Reformasi struktural dalam kebijakan ketenagakerjaan menjadi sangat penting untuk memastikan bahwa hak-hak pekerja terlindungi. Pemerintah dan dunia usaha harus bekerja sama untuk menciptakan sistem yang tidak hanya mengutamakan profit, tetapi juga kesejahteraan pekerja. Dunia usaha, menurut Dwi Hastuti, perlu berpindah dari konsep hubungan kerja yang bersifat eksploitatif menjadi hubungan yang lebih berkeadilan dan sinergis antara pekerja dan pemberi kerja.
Selain itu, dalam perspektif ekonomi global, memperlakukan buruh secara adil berdampak langsung pada produktivitas dan stabilitas ekonomi. Buruh yang sejahtera akan lebih produktif dan loyal terhadap perusahaan. Ini menunjukkan bahwa keberpihakan terhadap buruh bukan hanya masalah moral, tetapi juga pilihan strategis dalam membangun bisnis yang berkelanjutan.
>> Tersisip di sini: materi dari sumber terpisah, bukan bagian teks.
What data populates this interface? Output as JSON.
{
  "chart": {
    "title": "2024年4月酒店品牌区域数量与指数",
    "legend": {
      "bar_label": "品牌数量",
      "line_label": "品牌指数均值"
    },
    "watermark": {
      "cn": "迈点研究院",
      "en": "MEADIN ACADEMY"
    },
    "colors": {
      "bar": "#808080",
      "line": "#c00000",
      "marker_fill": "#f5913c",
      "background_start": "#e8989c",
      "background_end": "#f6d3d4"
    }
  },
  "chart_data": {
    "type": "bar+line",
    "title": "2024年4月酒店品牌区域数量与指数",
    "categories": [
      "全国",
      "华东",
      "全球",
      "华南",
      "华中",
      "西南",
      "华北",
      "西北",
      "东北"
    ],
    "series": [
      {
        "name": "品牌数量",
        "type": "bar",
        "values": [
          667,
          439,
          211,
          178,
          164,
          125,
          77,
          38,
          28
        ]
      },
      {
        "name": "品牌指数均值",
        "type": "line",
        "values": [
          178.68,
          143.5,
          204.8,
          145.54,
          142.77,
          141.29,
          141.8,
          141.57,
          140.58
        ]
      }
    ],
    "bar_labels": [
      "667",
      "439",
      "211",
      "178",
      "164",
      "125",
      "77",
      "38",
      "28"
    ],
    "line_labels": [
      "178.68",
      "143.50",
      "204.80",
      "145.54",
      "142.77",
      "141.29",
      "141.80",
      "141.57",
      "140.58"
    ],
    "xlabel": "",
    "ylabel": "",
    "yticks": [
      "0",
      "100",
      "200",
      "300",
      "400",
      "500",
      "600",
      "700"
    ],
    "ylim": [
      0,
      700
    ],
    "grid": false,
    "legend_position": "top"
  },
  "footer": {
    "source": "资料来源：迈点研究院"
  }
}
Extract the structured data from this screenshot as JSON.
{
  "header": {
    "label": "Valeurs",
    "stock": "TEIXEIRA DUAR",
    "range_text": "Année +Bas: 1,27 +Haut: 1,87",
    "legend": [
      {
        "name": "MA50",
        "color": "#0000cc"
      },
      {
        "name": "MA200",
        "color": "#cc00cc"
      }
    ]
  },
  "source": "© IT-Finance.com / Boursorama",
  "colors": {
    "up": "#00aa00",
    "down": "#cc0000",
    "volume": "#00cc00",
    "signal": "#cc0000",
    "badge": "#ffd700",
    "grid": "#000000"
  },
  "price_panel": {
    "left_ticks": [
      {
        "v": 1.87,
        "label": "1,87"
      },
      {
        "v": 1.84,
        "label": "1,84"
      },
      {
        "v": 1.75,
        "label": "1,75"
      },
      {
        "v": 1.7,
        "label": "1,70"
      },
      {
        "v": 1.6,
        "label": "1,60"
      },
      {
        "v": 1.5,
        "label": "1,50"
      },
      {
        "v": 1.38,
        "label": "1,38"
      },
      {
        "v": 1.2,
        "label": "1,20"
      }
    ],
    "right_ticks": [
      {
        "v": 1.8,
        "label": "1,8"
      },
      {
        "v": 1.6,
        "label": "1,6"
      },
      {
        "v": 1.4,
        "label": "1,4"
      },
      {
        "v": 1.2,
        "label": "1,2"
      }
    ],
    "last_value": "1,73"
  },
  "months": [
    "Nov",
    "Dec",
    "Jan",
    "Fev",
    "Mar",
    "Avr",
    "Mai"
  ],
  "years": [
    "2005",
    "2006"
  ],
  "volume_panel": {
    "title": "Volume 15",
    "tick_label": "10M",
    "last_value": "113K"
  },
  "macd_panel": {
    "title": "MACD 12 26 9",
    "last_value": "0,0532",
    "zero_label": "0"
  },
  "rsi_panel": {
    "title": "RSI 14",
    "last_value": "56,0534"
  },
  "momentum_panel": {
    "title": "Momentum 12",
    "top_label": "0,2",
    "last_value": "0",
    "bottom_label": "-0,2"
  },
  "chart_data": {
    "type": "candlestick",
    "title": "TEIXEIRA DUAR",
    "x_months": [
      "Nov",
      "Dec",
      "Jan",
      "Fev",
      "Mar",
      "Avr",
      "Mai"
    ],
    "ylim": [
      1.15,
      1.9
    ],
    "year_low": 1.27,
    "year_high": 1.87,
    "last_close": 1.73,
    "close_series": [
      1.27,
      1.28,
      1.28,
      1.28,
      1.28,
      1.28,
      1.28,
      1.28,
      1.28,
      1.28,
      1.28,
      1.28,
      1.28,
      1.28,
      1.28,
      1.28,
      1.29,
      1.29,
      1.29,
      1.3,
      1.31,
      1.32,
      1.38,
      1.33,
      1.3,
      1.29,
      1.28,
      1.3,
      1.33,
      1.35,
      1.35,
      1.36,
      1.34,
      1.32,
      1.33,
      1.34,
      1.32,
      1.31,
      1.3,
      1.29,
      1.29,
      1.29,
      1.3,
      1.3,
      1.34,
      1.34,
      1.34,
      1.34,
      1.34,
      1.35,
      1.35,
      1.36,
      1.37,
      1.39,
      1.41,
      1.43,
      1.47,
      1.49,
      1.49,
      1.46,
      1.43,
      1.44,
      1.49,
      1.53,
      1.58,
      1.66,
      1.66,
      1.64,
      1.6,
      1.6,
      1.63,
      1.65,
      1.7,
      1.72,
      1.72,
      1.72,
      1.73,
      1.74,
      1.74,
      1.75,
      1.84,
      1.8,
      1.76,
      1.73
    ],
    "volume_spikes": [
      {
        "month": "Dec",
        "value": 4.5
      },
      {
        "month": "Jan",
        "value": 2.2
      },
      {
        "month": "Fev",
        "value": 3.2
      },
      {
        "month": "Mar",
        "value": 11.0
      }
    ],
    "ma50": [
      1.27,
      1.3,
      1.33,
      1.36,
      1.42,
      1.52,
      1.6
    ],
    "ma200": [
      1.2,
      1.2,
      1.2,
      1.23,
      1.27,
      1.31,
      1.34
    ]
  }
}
Memperkuat Posisi Buruh untuk Menciptakan Ekosistem Bisnis yang Berkeadilan
Buruh seharusnya tidak dilihat sebagai beban dalam struktur biaya perusahaan, melainkan sebagai aset yang penting. Filosofi manajemen modern pun semakin bergerak menuju pemberdayaan sumber daya manusia, yang artinya produktivitas datang dari penghargaan dan pemberian kepercayaan, bukan dari tekanan atau eksploitasi.
“Buruh adalah pilar yang tak tergantikan dalam dunia usaha. Tanpa mereka, tidak akan ada produk yang dihasilkan, dan perusahaan pun tidak dapat berkembang,” kata Arya Surya, seorang konsultan manajemen SDM. Oleh karena itu, perusahaan perlu memastikan bahwa buruh mendapatkan upah yang layak, perlindungan sosial yang memadai, dan akses terhadap kesempatan pengembangan karir.
Penting juga untuk menciptakan lingkungan kerja yang aman dan sehat, serta memberikan kesempatan kepada pekerja untuk terlibat dalam proses pengambilan keputusan yang berpengaruh pada nasib mereka. Hal ini akan memperkuat loyalitas pekerja dan meningkatkan stabilitas perusahaan di tengah tantangan global yang semakin berat.